2021年4月1日の投稿では、3月18日に平壌を出発した各国の外交官が中朝国境の都市、丹東で2週間の隔離生活を終えたことを明かしている。あるじがいなくなった各国公館の写真を次々に投稿し、大使館街のゴーストタウンぶりも伝えている。さらに、厳しい物資不足などを背景に、外交官の平壌脱出は「残念ながらこれが最後ではない」とみている。
「平壌を離れていく人々のことは理解できる」
ロシア大使館の書き込みによると、38人の外交官らが隔離生活を終えた。丹東から北京や上海に列車に移動し、そこから空路で帰国する見通しだ。書き込みでは、
「コロナウイルスによる厳しい監禁生活の中で、特に親しくなった平壌の外交団の同僚たちが、幸せな帰国をすることを祈っている」
と、平壌生活を「厳しい監禁生活」と表現した。北朝鮮は20年1月末から空路・陸路ともに国境の閉鎖を続けており、外交官にとっての生活も厳しさを増すばかりだからだ。FBには率直な現地の描写が続く。
「ひとつはっきりしているのは、残念ながらこれが最後ではなく、外国人の脱出は続くということだ。北朝鮮に残っている外国人は非常に少なく、全部で290人未満だ。過去に例がないほど厳しい規制、医薬品をはじめとする必需品の深刻な不足、健康問題を解決する機会の欠如などに、誰もが耐えられるわけではなく、平壌を離れていく人々のことは理解できる」
英国、ベネズエラ、ブラジル、ドイツ、イタリア、ナイジェリア、パキスタン、ポーランド、チェコ、スウェーデン、スイス、フランスの大使館や代表部はすでに閉鎖され、国際連合世界食糧計画(WFP)などの国際人道支援組織の外国人スタッフは全員が脱出。現在平壌に残っている外国の大使は9人、大使代理が4人で、これらの大使館のスタッフも最低限に削減されているという。
平壌脱出した英国大使「北朝鮮で耐えている友人のことを思い浮かべている」
書き込みでは、外交官の帰国で誰もいなくなった公館の写真が次々に投稿されている。「現在、英国、ドイツ、フランス、スウェーデンの外交団が入居している旧東ドイツ大使館の門は、何ヶ月も開かれていない」という説明に続き、ナイジェリア大使館は「掲揚台に国旗が残ったまま」、ブラジル大使館は「表札は、今では読むのも難しいほど」などと、さびれた様子を伝えている。ポーランド大使館の写真には「ポーランドの友人のところにはよく行きました。いなくなったのは残念!」という説明をつけて、日頃の交友関係ものぞかせた。

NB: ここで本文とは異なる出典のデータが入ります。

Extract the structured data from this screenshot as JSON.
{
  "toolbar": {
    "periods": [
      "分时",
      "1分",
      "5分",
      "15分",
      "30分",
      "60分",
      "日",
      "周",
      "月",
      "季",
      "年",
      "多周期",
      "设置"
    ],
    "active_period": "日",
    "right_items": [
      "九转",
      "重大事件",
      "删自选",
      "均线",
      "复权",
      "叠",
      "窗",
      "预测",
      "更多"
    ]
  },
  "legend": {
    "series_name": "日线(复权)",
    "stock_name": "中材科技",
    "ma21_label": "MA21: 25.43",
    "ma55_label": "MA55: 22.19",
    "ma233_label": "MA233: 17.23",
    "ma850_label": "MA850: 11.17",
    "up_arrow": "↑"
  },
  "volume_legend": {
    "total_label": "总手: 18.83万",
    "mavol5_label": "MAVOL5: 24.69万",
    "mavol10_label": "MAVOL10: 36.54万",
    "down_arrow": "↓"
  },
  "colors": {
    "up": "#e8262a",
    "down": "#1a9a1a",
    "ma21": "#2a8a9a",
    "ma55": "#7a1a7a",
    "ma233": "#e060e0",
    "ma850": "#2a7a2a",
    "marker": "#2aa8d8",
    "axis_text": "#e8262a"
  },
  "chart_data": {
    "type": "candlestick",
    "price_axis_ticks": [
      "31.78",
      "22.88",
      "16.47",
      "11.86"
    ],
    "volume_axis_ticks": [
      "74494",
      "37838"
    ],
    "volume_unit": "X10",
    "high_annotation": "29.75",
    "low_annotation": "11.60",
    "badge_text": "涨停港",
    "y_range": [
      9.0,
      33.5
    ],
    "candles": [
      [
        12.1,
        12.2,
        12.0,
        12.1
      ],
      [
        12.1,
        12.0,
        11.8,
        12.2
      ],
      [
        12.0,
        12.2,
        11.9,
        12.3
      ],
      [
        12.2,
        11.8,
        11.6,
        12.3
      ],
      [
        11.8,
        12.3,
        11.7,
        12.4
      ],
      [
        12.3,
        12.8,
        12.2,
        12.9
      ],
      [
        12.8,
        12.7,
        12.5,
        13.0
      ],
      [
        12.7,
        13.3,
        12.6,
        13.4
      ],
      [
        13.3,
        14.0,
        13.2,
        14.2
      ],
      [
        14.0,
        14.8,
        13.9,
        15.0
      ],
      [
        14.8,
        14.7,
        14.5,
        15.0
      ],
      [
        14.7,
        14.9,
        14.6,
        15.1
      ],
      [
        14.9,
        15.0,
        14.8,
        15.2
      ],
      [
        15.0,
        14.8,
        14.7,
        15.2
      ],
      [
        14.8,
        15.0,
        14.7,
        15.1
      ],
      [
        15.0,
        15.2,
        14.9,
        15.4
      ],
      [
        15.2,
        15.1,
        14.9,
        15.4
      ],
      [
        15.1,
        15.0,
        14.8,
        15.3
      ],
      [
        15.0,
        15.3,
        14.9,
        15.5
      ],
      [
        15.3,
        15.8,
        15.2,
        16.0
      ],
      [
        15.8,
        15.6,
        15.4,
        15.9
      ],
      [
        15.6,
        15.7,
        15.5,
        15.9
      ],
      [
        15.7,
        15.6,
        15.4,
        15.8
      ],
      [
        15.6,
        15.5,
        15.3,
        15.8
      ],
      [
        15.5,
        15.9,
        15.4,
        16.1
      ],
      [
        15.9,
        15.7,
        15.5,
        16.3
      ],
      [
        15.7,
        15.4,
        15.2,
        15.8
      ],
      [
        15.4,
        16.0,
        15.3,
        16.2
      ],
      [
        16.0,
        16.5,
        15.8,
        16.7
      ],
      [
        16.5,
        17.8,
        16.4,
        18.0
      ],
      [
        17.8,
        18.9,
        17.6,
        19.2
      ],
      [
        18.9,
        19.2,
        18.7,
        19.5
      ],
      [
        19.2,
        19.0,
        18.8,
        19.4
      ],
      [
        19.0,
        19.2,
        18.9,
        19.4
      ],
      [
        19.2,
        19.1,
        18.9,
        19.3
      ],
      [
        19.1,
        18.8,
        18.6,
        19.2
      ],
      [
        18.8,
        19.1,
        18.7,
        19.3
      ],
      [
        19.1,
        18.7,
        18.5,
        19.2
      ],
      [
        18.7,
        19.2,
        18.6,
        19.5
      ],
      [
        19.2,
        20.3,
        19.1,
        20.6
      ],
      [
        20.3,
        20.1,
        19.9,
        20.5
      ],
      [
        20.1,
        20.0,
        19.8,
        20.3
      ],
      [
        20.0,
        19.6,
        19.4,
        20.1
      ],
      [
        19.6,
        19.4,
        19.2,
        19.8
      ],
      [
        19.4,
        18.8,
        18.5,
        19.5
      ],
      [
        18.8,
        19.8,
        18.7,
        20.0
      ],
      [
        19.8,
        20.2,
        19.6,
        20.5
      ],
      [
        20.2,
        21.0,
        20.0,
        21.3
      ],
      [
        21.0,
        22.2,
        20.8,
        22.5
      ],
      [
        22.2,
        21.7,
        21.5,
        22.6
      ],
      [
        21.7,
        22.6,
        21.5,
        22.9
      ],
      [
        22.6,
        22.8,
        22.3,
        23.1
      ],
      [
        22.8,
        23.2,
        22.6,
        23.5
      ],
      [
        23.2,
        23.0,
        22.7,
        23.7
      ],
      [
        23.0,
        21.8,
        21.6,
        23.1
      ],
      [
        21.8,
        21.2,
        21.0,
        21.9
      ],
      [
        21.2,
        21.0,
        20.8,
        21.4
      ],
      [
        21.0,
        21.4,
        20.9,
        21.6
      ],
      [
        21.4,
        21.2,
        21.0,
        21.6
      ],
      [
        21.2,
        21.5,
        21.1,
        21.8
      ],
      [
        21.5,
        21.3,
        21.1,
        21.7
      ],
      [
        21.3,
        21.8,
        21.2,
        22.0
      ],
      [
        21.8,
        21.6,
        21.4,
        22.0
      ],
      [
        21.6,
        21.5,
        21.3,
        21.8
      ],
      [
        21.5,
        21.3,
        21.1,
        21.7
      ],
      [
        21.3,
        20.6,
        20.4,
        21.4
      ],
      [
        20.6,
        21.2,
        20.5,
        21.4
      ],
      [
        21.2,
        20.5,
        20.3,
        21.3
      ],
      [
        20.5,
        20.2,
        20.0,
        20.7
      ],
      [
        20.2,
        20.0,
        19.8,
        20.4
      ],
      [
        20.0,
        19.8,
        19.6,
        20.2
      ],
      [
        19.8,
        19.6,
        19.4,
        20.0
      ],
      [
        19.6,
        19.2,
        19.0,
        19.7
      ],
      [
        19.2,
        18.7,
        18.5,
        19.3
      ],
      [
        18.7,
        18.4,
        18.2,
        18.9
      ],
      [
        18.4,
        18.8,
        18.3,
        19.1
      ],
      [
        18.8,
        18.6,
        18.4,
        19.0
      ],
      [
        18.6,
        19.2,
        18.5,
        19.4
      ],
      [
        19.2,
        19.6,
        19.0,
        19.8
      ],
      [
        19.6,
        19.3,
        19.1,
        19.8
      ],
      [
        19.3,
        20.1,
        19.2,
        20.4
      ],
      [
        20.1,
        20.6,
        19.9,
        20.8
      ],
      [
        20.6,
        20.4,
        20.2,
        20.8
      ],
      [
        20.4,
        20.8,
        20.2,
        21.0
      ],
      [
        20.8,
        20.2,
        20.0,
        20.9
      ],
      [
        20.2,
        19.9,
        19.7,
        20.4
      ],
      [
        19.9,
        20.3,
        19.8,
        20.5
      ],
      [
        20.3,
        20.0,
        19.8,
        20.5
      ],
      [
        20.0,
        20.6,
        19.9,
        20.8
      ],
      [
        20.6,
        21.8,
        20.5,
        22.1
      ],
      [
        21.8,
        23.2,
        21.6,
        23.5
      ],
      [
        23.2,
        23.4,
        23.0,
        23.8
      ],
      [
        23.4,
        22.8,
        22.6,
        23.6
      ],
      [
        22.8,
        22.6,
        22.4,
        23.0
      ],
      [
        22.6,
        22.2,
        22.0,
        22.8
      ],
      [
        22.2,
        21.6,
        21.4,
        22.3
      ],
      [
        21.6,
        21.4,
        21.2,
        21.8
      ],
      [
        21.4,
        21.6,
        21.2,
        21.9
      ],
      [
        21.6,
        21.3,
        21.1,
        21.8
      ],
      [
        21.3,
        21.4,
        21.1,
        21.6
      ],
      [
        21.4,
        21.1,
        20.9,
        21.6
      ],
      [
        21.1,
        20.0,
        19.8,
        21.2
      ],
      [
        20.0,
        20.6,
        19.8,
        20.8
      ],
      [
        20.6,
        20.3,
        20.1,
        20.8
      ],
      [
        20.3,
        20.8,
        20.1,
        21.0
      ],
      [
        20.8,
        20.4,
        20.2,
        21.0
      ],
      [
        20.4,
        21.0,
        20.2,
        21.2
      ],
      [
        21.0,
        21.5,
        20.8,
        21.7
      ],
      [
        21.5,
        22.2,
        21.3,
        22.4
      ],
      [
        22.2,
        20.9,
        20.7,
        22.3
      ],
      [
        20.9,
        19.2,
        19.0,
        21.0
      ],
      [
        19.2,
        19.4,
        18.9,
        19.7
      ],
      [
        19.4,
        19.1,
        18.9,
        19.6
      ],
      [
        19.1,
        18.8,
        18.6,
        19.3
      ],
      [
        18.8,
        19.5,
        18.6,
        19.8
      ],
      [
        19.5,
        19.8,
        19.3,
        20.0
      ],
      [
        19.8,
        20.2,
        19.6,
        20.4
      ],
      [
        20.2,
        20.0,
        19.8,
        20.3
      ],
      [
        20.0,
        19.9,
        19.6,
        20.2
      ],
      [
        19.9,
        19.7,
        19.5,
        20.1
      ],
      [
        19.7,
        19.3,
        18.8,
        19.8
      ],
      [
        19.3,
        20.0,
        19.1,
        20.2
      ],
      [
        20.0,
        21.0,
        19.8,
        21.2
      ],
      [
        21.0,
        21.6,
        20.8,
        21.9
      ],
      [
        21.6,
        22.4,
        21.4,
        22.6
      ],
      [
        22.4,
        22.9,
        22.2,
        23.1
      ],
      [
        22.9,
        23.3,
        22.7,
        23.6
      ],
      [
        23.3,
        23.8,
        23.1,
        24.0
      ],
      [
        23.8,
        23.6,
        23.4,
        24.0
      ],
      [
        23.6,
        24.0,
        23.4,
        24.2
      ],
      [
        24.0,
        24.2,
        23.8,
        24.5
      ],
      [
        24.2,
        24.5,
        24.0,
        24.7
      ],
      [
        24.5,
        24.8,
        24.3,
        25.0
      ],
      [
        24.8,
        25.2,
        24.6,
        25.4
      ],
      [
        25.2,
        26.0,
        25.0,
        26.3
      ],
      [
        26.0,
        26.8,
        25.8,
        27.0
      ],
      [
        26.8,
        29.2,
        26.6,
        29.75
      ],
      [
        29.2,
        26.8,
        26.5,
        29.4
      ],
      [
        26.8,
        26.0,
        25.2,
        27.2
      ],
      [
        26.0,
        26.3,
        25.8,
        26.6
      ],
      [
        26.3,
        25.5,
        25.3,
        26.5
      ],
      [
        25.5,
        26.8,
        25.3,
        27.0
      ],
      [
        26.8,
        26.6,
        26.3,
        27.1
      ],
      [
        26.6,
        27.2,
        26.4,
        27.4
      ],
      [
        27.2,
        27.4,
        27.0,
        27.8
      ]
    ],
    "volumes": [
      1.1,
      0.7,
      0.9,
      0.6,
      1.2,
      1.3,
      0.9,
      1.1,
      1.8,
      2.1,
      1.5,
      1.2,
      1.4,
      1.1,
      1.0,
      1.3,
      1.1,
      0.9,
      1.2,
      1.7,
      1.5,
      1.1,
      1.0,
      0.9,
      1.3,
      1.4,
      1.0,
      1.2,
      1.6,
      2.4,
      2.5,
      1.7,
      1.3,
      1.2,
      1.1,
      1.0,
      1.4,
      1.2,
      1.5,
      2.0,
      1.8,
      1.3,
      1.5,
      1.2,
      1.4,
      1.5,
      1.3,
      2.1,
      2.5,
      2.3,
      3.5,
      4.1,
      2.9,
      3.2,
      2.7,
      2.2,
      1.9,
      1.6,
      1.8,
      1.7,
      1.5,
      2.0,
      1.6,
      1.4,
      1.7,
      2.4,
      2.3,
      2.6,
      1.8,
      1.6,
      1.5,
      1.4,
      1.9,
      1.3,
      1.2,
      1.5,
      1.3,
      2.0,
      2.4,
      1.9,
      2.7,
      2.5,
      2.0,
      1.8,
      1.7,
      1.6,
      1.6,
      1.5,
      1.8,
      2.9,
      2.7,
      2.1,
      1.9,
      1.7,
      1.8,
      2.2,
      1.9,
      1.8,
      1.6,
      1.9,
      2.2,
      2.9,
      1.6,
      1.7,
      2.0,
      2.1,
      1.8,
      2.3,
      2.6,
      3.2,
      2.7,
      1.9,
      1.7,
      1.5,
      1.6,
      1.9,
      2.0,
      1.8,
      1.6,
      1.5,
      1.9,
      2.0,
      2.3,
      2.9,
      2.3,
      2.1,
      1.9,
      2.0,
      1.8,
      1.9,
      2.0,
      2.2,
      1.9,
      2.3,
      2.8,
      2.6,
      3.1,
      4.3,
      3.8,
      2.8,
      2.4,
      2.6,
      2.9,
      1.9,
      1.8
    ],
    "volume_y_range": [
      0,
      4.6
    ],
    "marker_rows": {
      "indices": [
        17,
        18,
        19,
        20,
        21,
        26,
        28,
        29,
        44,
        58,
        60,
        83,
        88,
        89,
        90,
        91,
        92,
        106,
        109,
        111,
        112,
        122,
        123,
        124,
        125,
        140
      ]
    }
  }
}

この書き込みには、平壌を離れざるをえなくなっている外交官も反応している。英国のコリン・クルックス大使は、ロシア大使館のFBについて報じる英ガーディアン紙の記事を引用しながら、
「平壌の英国大使館は20年5月27日に一時閉鎖され、北朝鮮が国境を再び開けることを待ち続けている」
とツイートした。クルックス氏は、インドネシア、インド、ロシアの在平壌大使館のアカウントに言及(メンション)しながら
「北朝鮮で耐えている友人のことを思い浮かべている」
とも書き込んだ。
平壌のロシア大使館では、21年2月に大使館員とその家族が手押しトロッコを使って国境の豆満江に架かる鉄道橋を渡り、ロシアに帰国。その動画や写真をロシア外務省が公開したことが話題になった。